Second phase of high speed rail gets green light

By Jamey Dunn

Illinois is a step closer to having passenger trains that travel at speeds of more than 100 miles per hour between Chicago and St. Louis.

Gov. Pat Quinn announced in Chicago today the state will break ground in early April on the second phase of a high-speed rail route to connect the two cities. New tracks with ties made of concrete will be built between the northern Illinois village of Dwight and the central Illinois city of Lincoln and between Alton, a southern Illinois city near St. Louis, and the Mississippi River. A new signaling system will also be installed between Dwight and Alton. The $685-million project will be backed with money from $1.2 billion in federal funds awarded to Illinois for high-speed rail projects, as well as $42 million in state capital construction funds. An upgrade to the tracks between Lincoln and Alton, the first phase of the project, began last September.

Trains traveling up to 110 miles per hour are expected to begin routes between Dwight and Pontiac next year. Illinois was the first state to break ground on a federally backed project to create a high-speed rail network in the Midwest. Illinois is also conducting a study on the possibility of one day having passenger trains that could run up to 220 miles per hour.

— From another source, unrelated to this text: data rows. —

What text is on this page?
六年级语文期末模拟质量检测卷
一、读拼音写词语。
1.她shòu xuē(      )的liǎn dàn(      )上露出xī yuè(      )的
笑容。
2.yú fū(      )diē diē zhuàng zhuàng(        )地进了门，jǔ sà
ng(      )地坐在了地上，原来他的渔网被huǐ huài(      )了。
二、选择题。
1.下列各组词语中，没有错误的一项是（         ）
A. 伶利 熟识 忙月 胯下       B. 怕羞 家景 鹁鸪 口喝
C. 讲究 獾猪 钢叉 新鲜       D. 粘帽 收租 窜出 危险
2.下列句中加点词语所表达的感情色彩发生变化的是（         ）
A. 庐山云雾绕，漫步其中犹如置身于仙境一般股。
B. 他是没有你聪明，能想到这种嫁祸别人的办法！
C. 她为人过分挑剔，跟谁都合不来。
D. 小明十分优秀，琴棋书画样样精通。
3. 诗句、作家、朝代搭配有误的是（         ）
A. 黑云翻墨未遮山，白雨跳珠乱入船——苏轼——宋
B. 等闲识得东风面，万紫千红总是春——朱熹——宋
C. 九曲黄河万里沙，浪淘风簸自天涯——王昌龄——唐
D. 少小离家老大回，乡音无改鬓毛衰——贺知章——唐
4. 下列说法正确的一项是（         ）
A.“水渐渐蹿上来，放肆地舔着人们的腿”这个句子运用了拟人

“We’re going to move people. We’re going to move freight. We’re going to set a standard for America,” U.S. Sen. Dick Durbin said in Chicago. “We’ve just gotten started. There’s a lot more to be done to build these high-speed rail corridors and provide the transportation for the 21st century.”

According to Quinn, the entire project will result in 24,000 new jobs in the state. “We know we have a long way to go, but we’re getting there by investing in public works, especially high-speed rail,” Quinn said of the state’s economic recovery.

Durbin estimates that the second phase of construction will create about 6,200 jobs. The estimates are based on new construction jobs, as well as jobs that would result from the expanded economic activity that is often spurred by infrastructure upgrades. “High-speed rail is more than just an alternative mode of travel — it is a shot in the arm to today’s recovering economy and an investment in infrastructure that will serve us for generations to come. … That economic boost is already being felt in and around Alton, where construction began several months ago,” Durbin said in a written statement.